Just days before the Obama administration's decision on Tuesday to delay until 2015 the requirement for medium and large companies to have healthcare coverage plans in place for their employees, the eight person full-time staff at the Carter Malone Group had received their new benefit packages on July 1st. Malone admits when the mandate to supply her workers with healthcare was first introduced, she approached it with some trepidation.
"I had mixed feelings. You know I believe everybody should have an opportunity to have insurance. I think that's important," she explains.
"But, I do also know that as a small business owner I knew that was going to affect my bottom line."

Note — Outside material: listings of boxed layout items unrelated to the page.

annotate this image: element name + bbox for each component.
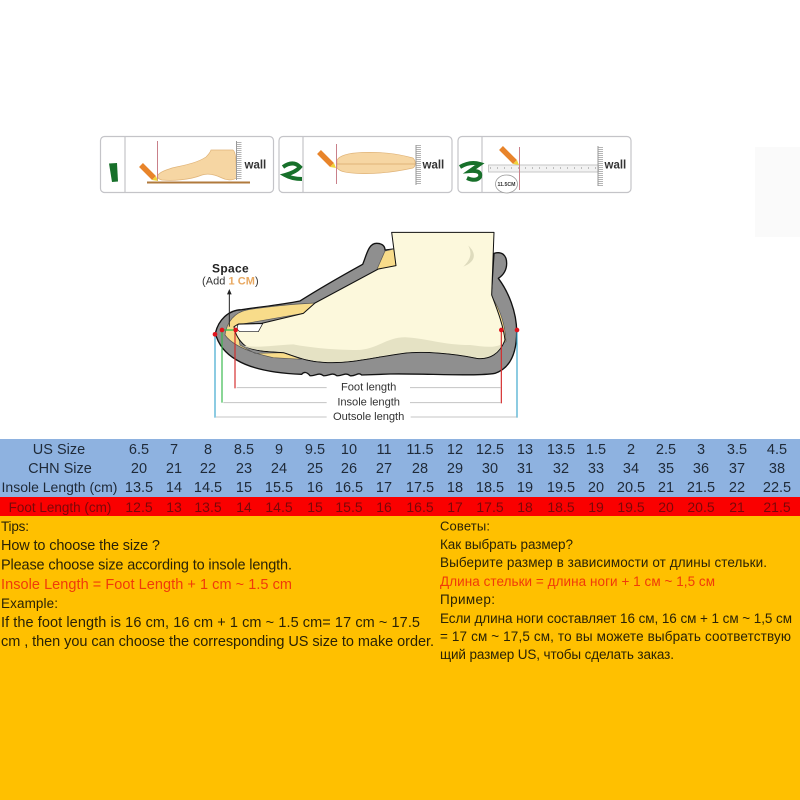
icon: wall [598,146,600,186]
row: insole length: 17 [376,480,392,496]
row: foot length: 14 [236,499,252,515]
icon: measurement circle [496,175,518,193]
icon: pencil [141,165,158,181]
row: insole length: 21 [658,480,674,496]
Russian tips text: Если длина ноги составляет 16 см, 16 см + 1 см ~ 1,5 см [440,611,792,626]
icon: base board [147,182,250,184]
row: CHN size: 26 [341,461,357,477]
green space line [222,328,236,332]
foot shading [243,337,502,362]
row: US size: 6.5 [129,442,149,458]
row: US size: 10 [341,442,357,458]
row: foot length: 13.5 [194,499,222,515]
English tips text: Example: [1,596,58,611]
English tips text [1,519,434,650]
row: foot length: 18 [517,499,533,515]
row: foot length: 17 [447,499,463,515]
row: foot length: 15 [307,499,323,515]
row: foot length: Foot Length (cm) [9,500,111,515]
row: US size: US Size [33,442,85,458]
insole length dimension: Insole length [337,396,400,408]
row: foot length: 13 [166,499,182,515]
foot length dimension: Foot length [341,382,396,394]
row: foot length: 17.5 [476,499,504,515]
row: insole length: Insole Length (cm) [2,479,117,495]
Russian tips text [440,518,792,662]
icon: number 1 [109,163,118,182]
row: US size: 12.5 [476,442,504,458]
row: CHN size: 36 [693,461,709,477]
row: insole length: 18 [447,480,463,496]
Russian tips text: Как выбрать размер? [440,537,573,552]
panel: step 3 read ruler [458,136,631,193]
row: foot length: 21 [729,499,745,515]
measure lines [213,328,519,418]
icon: number 3 [460,163,480,180]
Russian tips text: щий размер US, чтобы сделать заказ. [440,647,674,662]
row: CHN size: 35 [658,461,674,477]
row: CHN size: 33 [588,461,604,477]
Russian tips text: = 17 см ~ 17,5 см, то вы можете выбрать соответствую [440,629,791,644]
row: insole length: 18.5 [476,480,504,496]
insole yellow [225,303,315,359]
row: foot length: 19 [588,499,604,515]
row: foot length: 21.5 [763,499,791,515]
row: US size: 8.5 [234,442,254,458]
space arrow [227,289,232,327]
row: US size: 3.5 [727,442,747,458]
measurement value: 11.5CM [498,182,516,188]
panel: step 2 measure foot top view [279,136,452,192]
row: insole length: 17.5 [406,480,434,496]
row: US size: 8 [204,442,212,458]
English tips text: cm , then you can choose the corresponding US size to make order. [1,634,434,650]
Russian tips text: Советы: [440,518,490,534]
row: CHN size: 30 [482,461,498,477]
icon: ruler [488,165,598,172]
row: insole length: 15 [236,480,252,496]
row: US size: 2 [627,442,635,458]
outsole length dimension: Outsole length [333,411,404,423]
row: insole length: 22 [729,480,745,496]
wall label: wall [604,160,626,172]
row: insole length: 14.5 [194,480,222,496]
space note: (Add 1 CM) [202,275,259,287]
icon: red guide line [336,144,338,184]
row: insole length: 19.5 [547,480,575,496]
row: insole length: 13.5 [125,480,153,496]
foot [234,232,505,363]
English tips text: Insole Length = Foot Length + 1 cm ~ 1.5 cm [1,577,292,593]
row: US size: 9.5 [305,442,325,458]
row: foot length: 20.5 [687,499,715,515]
Russian tips text: Длина стельки = длина ноги + 1 см ~ 1,5 см [440,574,715,589]
icon: red guide line [156,141,158,181]
icon: pencil [501,148,519,165]
row: US size: 13 [517,442,533,458]
row: CHN size: 38 [769,461,785,477]
size table [0,439,800,516]
row: CHN size: 29 [447,461,463,477]
row: insole length: 15.5 [265,480,293,496]
row: CHN size: 24 [271,461,287,477]
shoe cross-section diagram [202,232,519,423]
row: US size: 11.5 [406,442,434,458]
row: insole length: 21.5 [687,480,715,496]
row: insole length: 16 [307,480,323,496]
row: CHN size: 25 [307,461,323,477]
row: US size: 3 [697,442,705,458]
English tips text: Please choose size according to insole length. [1,558,292,574]
space heading: Space [212,261,249,275]
row: CHN size: CHN Size [28,461,92,477]
big toe nail [237,324,263,332]
English tips text: If the foot length is 16 cm, 16 cm + 1 cm ~ 1.5 cm= 17 cm ~ 17.5 [1,615,420,631]
row: insole length: 19 [517,480,533,496]
shoe sole and upper [215,243,517,376]
Russian tips text: Пример: [440,592,495,607]
row: foot length: 16.5 [406,499,434,515]
row: CHN size: 32 [553,461,569,477]
icon: wall [416,145,418,185]
row: foot length: 20 [658,499,674,515]
row: foot length: 15.5 [335,499,363,515]
row: US size: 7 [170,442,178,458]
row: foot length: 16 [376,499,392,515]
icon: top view foot [337,152,415,174]
row: US size: 4.5 [767,442,787,458]
row: US size: 9 [275,442,283,458]
panel: orange tips background [0,516,800,800]
row: foot length: 14.5 [265,499,293,515]
wall label: wall [244,160,266,172]
row: CHN size: 27 [376,461,392,477]
row: insole length: 14 [166,480,182,496]
row: CHN size: 34 [623,461,639,477]
row: CHN size: 20 [131,461,147,477]
row: foot length: 18.5 [547,499,575,515]
icon: wall [236,141,239,180]
row: US size: 2.5 [656,442,676,458]
row: CHN size: 28 [412,461,428,477]
icon: number 2 [283,164,302,179]
row: CHN size: 22 [200,461,216,477]
row: insole length: 20.5 [617,480,645,496]
row: insole length: 20 [588,480,604,496]
row: foot length: 19.5 [617,499,645,515]
row: CHN size: 21 [166,461,182,477]
icon: red guide line [518,147,520,190]
row: CHN size: 31 [517,461,533,477]
icon: side view foot [158,150,236,180]
row: insole length: 22.5 [763,480,791,496]
English tips text: How to choose the size ? [1,538,160,554]
Russian tips text: Выберите размер в зависимости от длины стельки. [440,555,767,570]
English tips text: Tips: [1,519,29,534]
row: insole length: 16.5 [335,480,363,496]
row: US size: 13.5 [547,442,575,458]
row: CHN size: 23 [236,461,252,477]
row: US size: 1.5 [586,442,606,458]
panel: step 1 measure foot side view [100,136,274,192]
icon: pencil [319,152,336,168]
row: US size: 12 [447,442,463,458]
row: CHN size: 37 [729,461,745,477]
row: US size: 11 [376,442,392,458]
row: foot length: 12.5 [125,499,153,515]
wall label: wall [422,160,444,172]
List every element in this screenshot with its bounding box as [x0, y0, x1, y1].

Malone's plunge into the employee healthcare morass started in February when she hired a human resource firm to gather the facts about various insurance plans and then advise her company on how to proceed every step of the way. She and her employees settled on a plan from Blue Cross Blue Shield.
"It was healthcare. It was dental. It was vision. It also included life insurance…We're paying fifty percent of the health insurance, all of the dental and vision and all of the life insurance," she says. "Our firm is small. I believe in trying to keep the employees that you have, especially if you're happy with them. So, to be able to offer those additional benefits, I felt like was an additional bonus to the employee."
As for how much it's going to cost her company? Well, you and I both know healthcare doesn't come cheap. But, now as an "early bird" participant in the required employee healthcare field, what advice would Malone pass along to employers who now have a year to procrastinate? Use the time to do more than just think about a plan.
"How much do you appreciate your employees versus how much can you actually afford to pay for the benefit? Then figure it out. You gotta crunch the numbers," she says.